I read an exceptional review of poetry yesterday at http://www.nytimes.com/2007/03/18/books/review/Burt2.t.html . It's exceptional because it isn't vague and primarily promotional. But, also, it's a writing about a type of poetry that considers a different notion of significance.

Sentences themselves are rarely 'profound'.

Usually people do not write to be 'profound' but to work things through, to bring things out, to consider what is going on or what could be going on.

The force of writing is largely in what we infer, what we are able to make of the situations. I suppose that is often said by saying it's what is shown rather than what is told.

When the book of poems from the Guantanamo detainees comes out (the book is mentioned in http://books.guardian.co.uk/poetry/features/0,,2021897,00.html ), I think we should pay attention to it not only for what it tells but for what it shows. This is actually something that poets can truly help with.

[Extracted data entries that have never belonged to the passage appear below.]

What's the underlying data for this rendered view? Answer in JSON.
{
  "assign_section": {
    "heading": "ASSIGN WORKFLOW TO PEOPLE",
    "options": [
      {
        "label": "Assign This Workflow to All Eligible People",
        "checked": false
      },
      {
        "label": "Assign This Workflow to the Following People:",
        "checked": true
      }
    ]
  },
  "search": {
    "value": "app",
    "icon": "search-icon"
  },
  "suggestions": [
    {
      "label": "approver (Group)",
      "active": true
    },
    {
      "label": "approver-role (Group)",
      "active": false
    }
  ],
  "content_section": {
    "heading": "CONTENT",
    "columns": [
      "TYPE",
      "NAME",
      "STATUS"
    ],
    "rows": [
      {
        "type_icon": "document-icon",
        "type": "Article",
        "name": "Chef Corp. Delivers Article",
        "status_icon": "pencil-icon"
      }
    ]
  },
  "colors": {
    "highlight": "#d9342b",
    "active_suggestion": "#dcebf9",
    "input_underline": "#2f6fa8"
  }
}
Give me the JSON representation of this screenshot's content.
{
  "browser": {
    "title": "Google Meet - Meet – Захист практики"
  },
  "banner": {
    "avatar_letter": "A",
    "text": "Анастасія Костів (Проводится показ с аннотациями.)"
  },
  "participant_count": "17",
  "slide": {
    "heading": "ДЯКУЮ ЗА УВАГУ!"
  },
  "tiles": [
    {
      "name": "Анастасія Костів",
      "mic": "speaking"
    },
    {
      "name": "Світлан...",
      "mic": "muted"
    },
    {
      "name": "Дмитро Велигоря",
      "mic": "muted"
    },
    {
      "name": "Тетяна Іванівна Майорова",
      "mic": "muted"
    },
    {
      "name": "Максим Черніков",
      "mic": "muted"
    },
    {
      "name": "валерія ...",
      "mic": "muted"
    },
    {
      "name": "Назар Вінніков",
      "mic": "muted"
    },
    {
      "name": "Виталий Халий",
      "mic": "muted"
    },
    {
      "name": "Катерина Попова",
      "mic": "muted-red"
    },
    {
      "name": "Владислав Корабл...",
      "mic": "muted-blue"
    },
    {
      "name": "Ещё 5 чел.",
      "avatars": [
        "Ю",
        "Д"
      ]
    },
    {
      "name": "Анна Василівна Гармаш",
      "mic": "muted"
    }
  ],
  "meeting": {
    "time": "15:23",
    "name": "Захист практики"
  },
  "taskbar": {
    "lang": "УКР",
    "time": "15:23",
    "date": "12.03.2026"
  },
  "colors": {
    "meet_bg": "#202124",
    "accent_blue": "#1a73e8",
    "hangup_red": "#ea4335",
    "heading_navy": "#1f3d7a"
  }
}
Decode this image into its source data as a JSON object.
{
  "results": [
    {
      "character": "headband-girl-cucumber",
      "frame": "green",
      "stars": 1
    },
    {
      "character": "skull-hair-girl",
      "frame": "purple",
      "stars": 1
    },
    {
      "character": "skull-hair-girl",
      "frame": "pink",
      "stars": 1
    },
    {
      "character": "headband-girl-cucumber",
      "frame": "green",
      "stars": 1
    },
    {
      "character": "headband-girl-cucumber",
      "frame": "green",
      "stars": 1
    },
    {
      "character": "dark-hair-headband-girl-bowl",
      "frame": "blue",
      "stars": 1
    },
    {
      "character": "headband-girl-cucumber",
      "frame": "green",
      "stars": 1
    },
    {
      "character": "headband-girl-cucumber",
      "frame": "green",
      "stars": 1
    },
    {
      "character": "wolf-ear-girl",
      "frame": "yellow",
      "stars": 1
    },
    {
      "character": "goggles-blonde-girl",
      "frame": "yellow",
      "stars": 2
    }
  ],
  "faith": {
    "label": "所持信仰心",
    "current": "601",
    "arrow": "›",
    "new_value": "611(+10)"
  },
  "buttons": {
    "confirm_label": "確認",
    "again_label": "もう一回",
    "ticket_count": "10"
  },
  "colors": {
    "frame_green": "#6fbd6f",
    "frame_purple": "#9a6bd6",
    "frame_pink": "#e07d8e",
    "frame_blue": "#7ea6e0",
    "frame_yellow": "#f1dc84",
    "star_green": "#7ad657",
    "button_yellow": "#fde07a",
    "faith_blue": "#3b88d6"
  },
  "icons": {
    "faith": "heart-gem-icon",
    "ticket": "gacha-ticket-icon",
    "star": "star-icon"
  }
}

The significance of poetry is not simply a matter of style or pedigree. That these people should turn to poetry at such a time as they are enduring is, to me, profound.

ja

, Jim Andrews

no doubt. but are we so castrated by the flow of massive volumes of
information that we can't take action and if we do are we doomed to fail?

is that an excuse for doing nothing?

ja?

, Joe Edit

—–Original message—–
From: "Jim Andrews" [email protected]
Date: Sun, 18 Mar 2007 19:41:12 -0400
To: [email protected]
Subject: RE: RHIZOME_RAW: Re: Re: Dead is as Dead does

>
> no doubt. but are we so castrated by the flow of massive volumes of
> information that we can't take action and if we do are we doomed to fail?
>
> is that an excuse for doing nothing?

In what sense. Doing something physically in the world of sweat, or do something in the mediated environment?
And what does this have to do with the sociopathology of the original post?